Which pandemic is worse? 

As I sit and fold face masks fresh from the laundry and prepare sanitation supplies for my sons' school bags, I can't help but to feel pangs of dread deep down in my soul. I have never been the type to be thrilled to ship my kids out the door, quite the contrary. Part of me is always unsettled when they're out in the world and potentially exposed to the ugliness it has to offer. But, this year feels...heavier. Now they'll be exposed not only to the assholes of the world, but the virus responsible for shutting down the world. 
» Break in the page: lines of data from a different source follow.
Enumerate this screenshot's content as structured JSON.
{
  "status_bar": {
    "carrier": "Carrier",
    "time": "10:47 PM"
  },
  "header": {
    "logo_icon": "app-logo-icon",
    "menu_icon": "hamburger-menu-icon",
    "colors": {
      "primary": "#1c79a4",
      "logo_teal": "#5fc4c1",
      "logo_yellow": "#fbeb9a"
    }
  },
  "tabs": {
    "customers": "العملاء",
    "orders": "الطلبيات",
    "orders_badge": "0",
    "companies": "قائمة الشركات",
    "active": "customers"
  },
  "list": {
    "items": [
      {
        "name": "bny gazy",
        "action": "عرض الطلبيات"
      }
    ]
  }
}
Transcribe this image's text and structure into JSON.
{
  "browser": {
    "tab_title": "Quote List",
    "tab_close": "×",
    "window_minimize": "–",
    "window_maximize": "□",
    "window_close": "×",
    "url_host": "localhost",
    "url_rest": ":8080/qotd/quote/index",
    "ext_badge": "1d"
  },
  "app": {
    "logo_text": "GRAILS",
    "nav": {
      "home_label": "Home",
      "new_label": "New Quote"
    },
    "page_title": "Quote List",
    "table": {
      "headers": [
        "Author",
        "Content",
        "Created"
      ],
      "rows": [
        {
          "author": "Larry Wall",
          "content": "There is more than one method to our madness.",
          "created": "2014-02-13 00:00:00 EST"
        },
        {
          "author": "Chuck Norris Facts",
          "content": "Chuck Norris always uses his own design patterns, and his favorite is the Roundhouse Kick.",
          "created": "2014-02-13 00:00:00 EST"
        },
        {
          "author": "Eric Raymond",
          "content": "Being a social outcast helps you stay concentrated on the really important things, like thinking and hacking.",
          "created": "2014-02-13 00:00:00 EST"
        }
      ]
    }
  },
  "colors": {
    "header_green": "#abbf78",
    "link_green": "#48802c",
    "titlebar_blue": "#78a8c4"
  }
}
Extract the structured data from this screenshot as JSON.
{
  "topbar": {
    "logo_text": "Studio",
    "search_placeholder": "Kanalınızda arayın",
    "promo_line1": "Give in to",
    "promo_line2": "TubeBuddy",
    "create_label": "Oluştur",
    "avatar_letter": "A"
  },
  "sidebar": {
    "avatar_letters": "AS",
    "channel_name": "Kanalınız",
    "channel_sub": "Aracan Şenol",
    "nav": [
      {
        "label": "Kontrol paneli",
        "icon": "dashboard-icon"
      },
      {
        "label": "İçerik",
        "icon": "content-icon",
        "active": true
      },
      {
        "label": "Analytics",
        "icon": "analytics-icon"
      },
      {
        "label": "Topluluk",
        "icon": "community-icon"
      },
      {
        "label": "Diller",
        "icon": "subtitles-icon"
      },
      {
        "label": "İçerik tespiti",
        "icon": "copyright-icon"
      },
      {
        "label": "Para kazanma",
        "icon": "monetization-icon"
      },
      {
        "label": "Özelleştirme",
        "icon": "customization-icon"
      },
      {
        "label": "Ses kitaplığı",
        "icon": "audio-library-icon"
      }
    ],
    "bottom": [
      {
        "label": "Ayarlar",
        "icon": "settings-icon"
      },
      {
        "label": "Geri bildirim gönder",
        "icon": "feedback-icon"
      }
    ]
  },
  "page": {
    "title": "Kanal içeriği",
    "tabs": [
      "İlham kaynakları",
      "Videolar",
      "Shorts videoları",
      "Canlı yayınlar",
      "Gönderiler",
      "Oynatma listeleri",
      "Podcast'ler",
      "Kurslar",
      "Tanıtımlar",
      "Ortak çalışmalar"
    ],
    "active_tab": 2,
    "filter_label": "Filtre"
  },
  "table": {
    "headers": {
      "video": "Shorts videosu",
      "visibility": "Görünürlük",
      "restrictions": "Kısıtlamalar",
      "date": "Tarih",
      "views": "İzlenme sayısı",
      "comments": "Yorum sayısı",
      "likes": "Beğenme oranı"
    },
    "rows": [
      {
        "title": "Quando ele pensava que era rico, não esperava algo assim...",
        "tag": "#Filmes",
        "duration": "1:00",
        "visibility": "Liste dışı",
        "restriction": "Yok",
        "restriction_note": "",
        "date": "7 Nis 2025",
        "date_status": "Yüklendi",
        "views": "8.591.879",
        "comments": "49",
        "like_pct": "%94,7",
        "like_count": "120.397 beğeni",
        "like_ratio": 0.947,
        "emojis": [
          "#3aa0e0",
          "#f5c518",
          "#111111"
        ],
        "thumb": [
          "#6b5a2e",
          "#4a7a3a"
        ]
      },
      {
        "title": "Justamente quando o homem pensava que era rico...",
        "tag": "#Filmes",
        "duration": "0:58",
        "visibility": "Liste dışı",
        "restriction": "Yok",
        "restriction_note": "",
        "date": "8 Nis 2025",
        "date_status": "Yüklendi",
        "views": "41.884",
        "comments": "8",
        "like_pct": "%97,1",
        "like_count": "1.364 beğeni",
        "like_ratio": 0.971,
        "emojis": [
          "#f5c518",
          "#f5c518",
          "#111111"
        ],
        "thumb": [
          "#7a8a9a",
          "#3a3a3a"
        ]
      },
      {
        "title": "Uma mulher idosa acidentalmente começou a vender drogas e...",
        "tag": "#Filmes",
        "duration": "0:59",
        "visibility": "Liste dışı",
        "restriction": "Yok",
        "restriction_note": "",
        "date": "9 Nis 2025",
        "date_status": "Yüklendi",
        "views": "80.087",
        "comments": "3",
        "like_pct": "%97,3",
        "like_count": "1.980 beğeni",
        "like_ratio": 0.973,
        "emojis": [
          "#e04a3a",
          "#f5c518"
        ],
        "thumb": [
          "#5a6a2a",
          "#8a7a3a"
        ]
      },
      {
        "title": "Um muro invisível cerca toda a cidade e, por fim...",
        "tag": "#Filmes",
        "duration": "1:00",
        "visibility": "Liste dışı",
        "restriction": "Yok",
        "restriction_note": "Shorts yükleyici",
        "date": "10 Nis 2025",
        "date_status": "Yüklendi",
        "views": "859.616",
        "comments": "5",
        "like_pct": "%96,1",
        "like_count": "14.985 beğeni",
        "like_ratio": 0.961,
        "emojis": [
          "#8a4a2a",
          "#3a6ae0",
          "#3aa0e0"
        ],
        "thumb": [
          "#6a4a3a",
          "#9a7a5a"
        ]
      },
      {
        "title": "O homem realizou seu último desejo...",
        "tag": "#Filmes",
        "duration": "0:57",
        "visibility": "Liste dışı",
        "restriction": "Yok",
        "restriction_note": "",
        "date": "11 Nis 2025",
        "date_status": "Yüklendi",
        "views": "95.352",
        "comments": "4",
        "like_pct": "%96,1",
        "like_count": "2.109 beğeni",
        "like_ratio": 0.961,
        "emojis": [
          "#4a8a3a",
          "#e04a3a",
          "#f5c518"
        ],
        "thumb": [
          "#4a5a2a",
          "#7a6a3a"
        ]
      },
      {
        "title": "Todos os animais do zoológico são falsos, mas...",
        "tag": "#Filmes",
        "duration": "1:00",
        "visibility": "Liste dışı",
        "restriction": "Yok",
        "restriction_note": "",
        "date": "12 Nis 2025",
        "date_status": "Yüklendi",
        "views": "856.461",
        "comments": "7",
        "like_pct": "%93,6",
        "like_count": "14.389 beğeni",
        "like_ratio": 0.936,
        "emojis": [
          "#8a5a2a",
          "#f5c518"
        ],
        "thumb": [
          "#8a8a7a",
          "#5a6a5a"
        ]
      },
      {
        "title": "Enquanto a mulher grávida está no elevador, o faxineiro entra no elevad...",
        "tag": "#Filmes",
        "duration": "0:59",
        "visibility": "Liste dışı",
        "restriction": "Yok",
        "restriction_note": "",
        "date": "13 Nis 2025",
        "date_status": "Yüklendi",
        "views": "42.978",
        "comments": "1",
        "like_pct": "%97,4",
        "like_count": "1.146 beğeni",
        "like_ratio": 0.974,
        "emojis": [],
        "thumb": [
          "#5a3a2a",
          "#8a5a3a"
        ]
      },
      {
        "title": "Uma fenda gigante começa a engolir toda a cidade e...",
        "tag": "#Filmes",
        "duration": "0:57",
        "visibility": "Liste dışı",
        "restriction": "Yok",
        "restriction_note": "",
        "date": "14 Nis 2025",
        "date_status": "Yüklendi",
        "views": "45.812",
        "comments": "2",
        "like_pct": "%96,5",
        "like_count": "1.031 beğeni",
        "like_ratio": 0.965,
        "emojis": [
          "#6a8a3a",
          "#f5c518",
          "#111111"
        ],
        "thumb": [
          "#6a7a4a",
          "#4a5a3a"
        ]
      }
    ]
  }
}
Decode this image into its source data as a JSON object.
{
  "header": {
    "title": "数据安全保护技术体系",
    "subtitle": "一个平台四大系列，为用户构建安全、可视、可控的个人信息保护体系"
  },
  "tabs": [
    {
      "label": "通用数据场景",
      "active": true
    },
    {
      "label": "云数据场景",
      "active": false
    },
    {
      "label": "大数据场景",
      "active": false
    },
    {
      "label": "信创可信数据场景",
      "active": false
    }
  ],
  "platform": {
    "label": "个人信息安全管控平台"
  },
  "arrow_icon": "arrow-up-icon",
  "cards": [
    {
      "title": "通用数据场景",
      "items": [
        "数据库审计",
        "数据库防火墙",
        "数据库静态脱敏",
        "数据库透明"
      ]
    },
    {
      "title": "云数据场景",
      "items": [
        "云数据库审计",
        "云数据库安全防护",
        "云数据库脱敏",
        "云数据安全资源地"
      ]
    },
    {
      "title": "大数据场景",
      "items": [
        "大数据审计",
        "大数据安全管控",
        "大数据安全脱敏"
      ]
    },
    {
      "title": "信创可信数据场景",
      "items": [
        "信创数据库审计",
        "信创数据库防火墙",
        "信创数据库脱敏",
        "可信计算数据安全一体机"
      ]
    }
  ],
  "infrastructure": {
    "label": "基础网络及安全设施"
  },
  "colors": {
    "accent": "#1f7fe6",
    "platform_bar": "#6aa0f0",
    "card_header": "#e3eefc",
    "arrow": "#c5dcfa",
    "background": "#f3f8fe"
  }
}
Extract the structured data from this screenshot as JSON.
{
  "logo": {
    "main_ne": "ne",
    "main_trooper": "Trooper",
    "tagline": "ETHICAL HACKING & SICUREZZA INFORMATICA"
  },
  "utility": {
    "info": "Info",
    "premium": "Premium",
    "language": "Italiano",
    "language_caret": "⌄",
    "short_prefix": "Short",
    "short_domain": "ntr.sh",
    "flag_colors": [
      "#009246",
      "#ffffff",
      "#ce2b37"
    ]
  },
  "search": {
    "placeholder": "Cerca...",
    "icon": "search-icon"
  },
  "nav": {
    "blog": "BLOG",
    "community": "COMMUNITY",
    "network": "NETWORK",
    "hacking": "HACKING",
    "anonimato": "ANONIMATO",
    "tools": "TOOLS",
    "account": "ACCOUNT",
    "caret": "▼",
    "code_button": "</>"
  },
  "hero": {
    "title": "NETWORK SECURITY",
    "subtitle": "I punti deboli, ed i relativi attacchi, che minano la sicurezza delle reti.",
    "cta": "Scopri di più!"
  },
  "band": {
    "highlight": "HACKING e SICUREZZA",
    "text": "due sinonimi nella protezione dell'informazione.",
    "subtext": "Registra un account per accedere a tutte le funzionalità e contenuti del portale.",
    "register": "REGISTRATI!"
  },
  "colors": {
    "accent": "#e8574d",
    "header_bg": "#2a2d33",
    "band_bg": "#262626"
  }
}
Like most parents, we agonized over whether they should go back to school in some capacity or remain at home, exclusively.  We've been "mom and dad" long enough to have a middle-schooler and we've learned through blood, sweat, and tears that parenthood is mostly throwing the proverbial dice and praying to inflict as little trauma as possible on your progeny...and yet, we were woefully unprepared for the monumental responsibility of trying to prioritize the physical and mental health of our children. Simply put...it's impossible to rank the two as they are equally important. Sending the kids to school would potentially put them at risk physically, but keeping them home to preserve their bodies would absolutely have a negative impact on their minds. In the end, we decided to send them back into school on a hybrid plan and try to find balance as best we can. (Which, I would argue is one of life's greatest challenges.)

The entire exercise, grappling with deciding which aspect of our children's well-being was more important, has brought into laser focus just how important proper maintenance of mental health is. Coupled with my own recent experiences with debilitating anxiety, the coronavirus lock-down has precipitated my newfound concentration on mental health. To be sure, the COVID-19 pandemic has illuminated the other silent pandemic affecting every country on this planet...the deteriorating mental health of the human race. According to the World Health Organization (WHO), one in four people will suffer from a mental health disorder during their life-time. One in FOUR. A quarter of the global population. COVID is absolutely a global health crisis, but let us not pass up this opportunity to address the hidden crisis that has been exacerbated by it.

These numbers seem bleak, but there is hope. This 1 in 4 number only captures instances or snapshots of occurrence, but does not reflect how many people recover from their run-ins with a mental health issue. So, why am I writing about all this? I want to show that many of us are struggling, but many of us are hiding it. We get so good at hiding it from other people, that we start to believe that we're OK, when clearly...we're not. I read something really profound recently, and though I can't remember who wrote it, I can't take credit for it myself. It reads, "When you're living in water, you don't know you're wet." It's one of those  statements that really transcends simplicity into the realm of philosophical. Applied to me personally, I was living with high-functioning anxiety disguised as motivation for so long that I didn't understand I was ,if I may borrow a lyric from Jason Aldean "peddle to the metal on a downhill slide." When a health issue popped up and I had to sit with my anxious thoughts instead of going my normal speed of three million miles per minute, I hit a wall. I thought it would never happen to me, but I am stronger for it.

And so, as I pack the face masks and hand sanitizer for school during a dystopian nightmare, I am sitting with my nervousness. But...I am not running from it. I am anxious as a mutha, but I'm working on being a better mother with anxiety. 

If you're struggling, reach out to someone.